Ablation and Analysis

Ablation studies further dissect the contributions:

• Captioning: Disentangled, visually grounded captions (HVGC) are essential for eliminating modal interference. Audio LLMs, even when trained, hallucinate non-existent sounds, degrading synchronization.
• Fusion Mechanism: DCA is empirically superior for both semantic and temporal alignment. Full Attention is the next best, but less efficient and less robust.
• Block Placement: Uniformly distributing BridgeDiT Blocks in early-to-mid layers yields the best synchronization, indicating that early feature exchange is critical.

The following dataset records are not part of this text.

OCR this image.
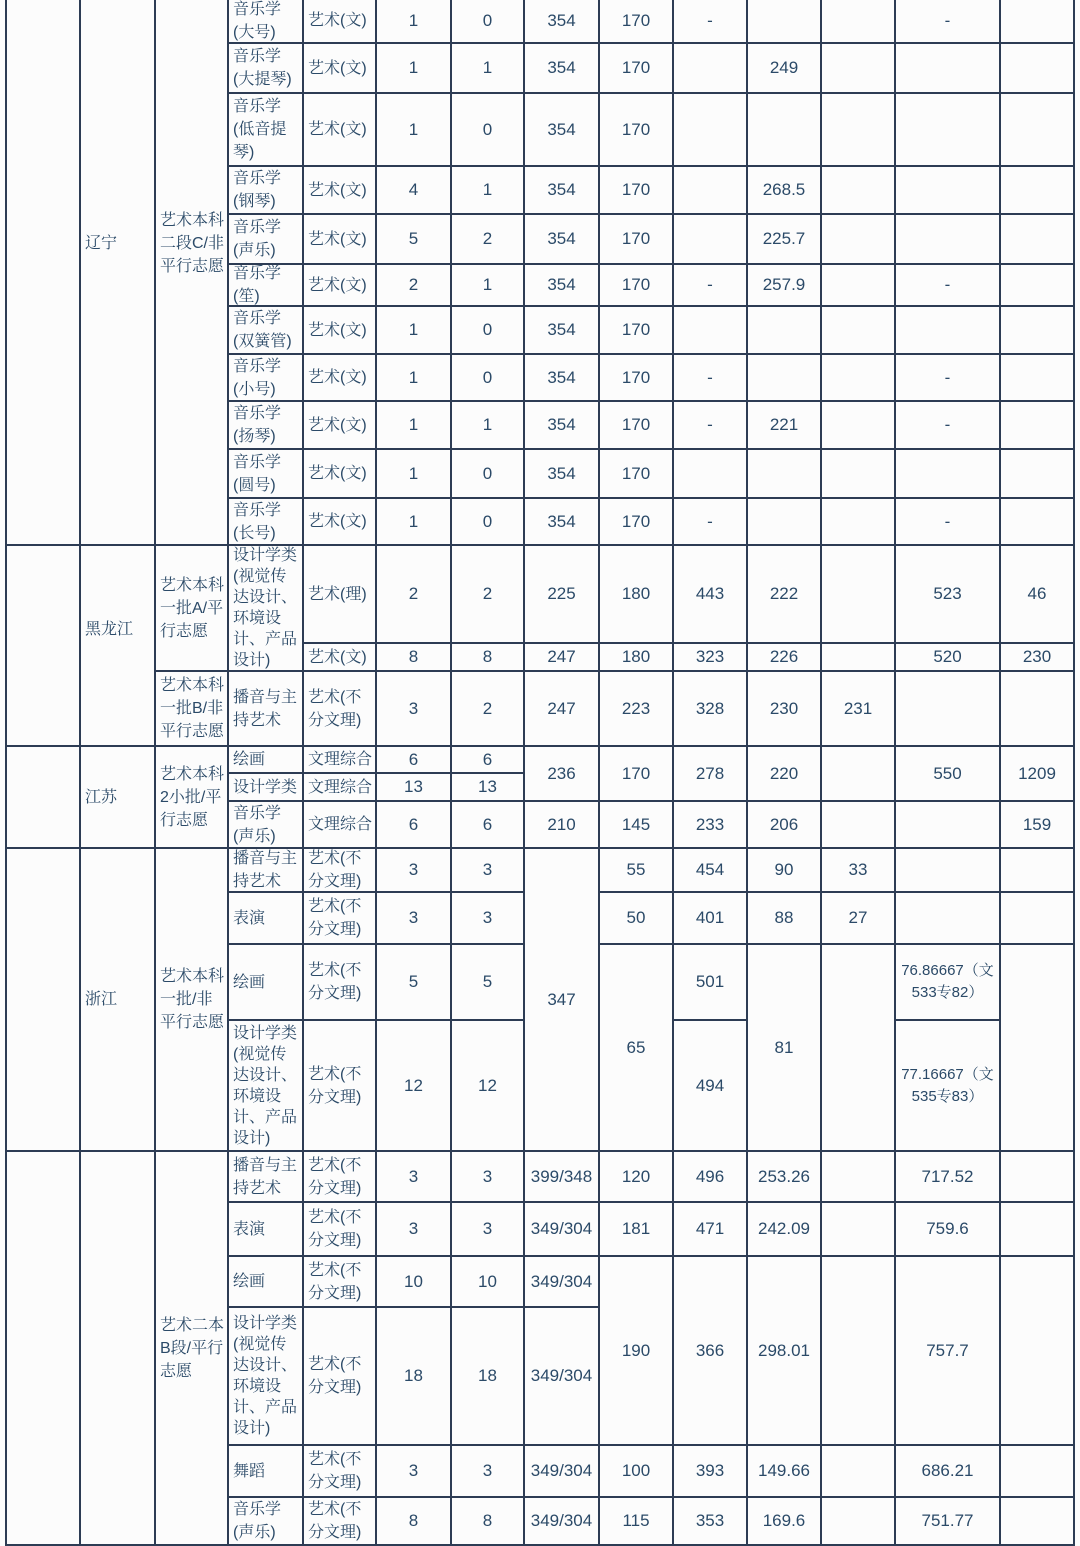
辽宁	艺术本科二段C/非平行志愿	音乐学(大号)	艺术(文)	1	0	354	170	-			-	

音乐学(大提琴)	艺术(文)	1	1	354	170		249			

音乐学(低音提琴)	艺术(文)	1	0	354	170					

音乐学(钢琴)	艺术(文)	4	1	354	170		268.5			

音乐学(声乐)	艺术(文)	5	2	354	170		225.7			

音乐学(笙)	艺术(文)	2	1	354	170	-	257.9		-	

音乐学(双簧管)	艺术(文)	1	0	354	170					

音乐学(小号)	艺术(文)	1	0	354	170	-			-	

音乐学(扬琴)	艺术(文)	1	1	354	170	-	221		-	

音乐学(圆号)	艺术(文)	1	0	354	170					

音乐学(长号)	艺术(文)	1	0	354	170	-			-	

黑龙江	艺术本科一批A/平行志愿	设计学类(视觉传达设计、环境设计、产品设计)	艺术(理)	2	2	225	180	443	222		523	46

艺术(文)	8	8	247	180	323	226		520	230

艺术本科一批B/非平行志愿	播音与主持艺术	艺术(不分文理)	3	2	247	223	328	230	231		

江苏	艺术本科2小批/平行志愿	绘画	文理综合	6	6	236	170	278	220		550	1209

设计学类	文理综合	13	13							

音乐学(声乐)	文理综合	6	6	210	145	233	206			159

浙江	艺术本科一批/非平行志愿	播音与主持艺术	艺术(不分文理)	3	3	347	55	454	90	33		

表演	艺术(不分文理)	3	3		50	401	88	27		

绘画	艺术(不分文理)	5	5		65	501	81		76.86667（文533专82）	

设计学类(视觉传达设计、环境设计、产品设计)	艺术(不分文理)	12	12			494			77.16667（文535专83）	

艺术二本B段/平行志愿	播音与主持艺术	艺术(不分文理)	3	3	399/348	120	496	253.26		717.52	

表演	艺术(不分文理)	3	3	349/304	181	471	242.09		759.6	

绘画	艺术(不分文理)	10	10	349/304	190	366	298.01		757.7	

设计学类(视觉传达设计、环境设计、产品设计)	艺术(不分文理)	18	18	349/304						

舞蹈	艺术(不分文理)	3	3	349/304	100	393	149.66		686.21	

音乐学(声乐)	艺术(不分文理)	8	8	349/304	115	353	169.6		751.77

Qualitative and Human Evaluation

Case studies illustrate that BridgeDiT produces videos where visual events and audio cues are tightly synchronized and faithful to the text prompt. Human evaluation on AVSync15 confirms that BridgeDiT is preferred over all baselines in video quality, audio quality, text alignment, synchronization, and overall impression.

Implications and Future Directions

This work demonstrates that advanced modality-specific conditioning and symmetric, bidirectional cross-modal interaction are essential for high-fidelity, temporally synchronized T2SV generation. The HVGC framework provides a generalizable approach for disentangled conditioning in other multi-modal generative tasks. The DCA mechanism sets a new standard for efficient and effective cross-modal fusion in dual-tower architectures.

Practical implications include improved generation of synthetic audio-visual content for media, entertainment, and simulation. The approach is limited by the quality of pre-trained backbones and the availability of high-quality, paired audio-visual data. Future work should address speech and music generation, lip synchronization, and reinforcement learning with human feedback for further refinement.

Conclusion

The paper provides a comprehensive solution to the core challenges of T2SV generation by introducing HVGC for disentangled conditioning and BridgeDiT with DCA for optimal cross-modal interaction. The approach achieves state-of-the-art results, validated by both automatic metrics and human preference, and offers a robust foundation for future research in multi-modal generative modeling.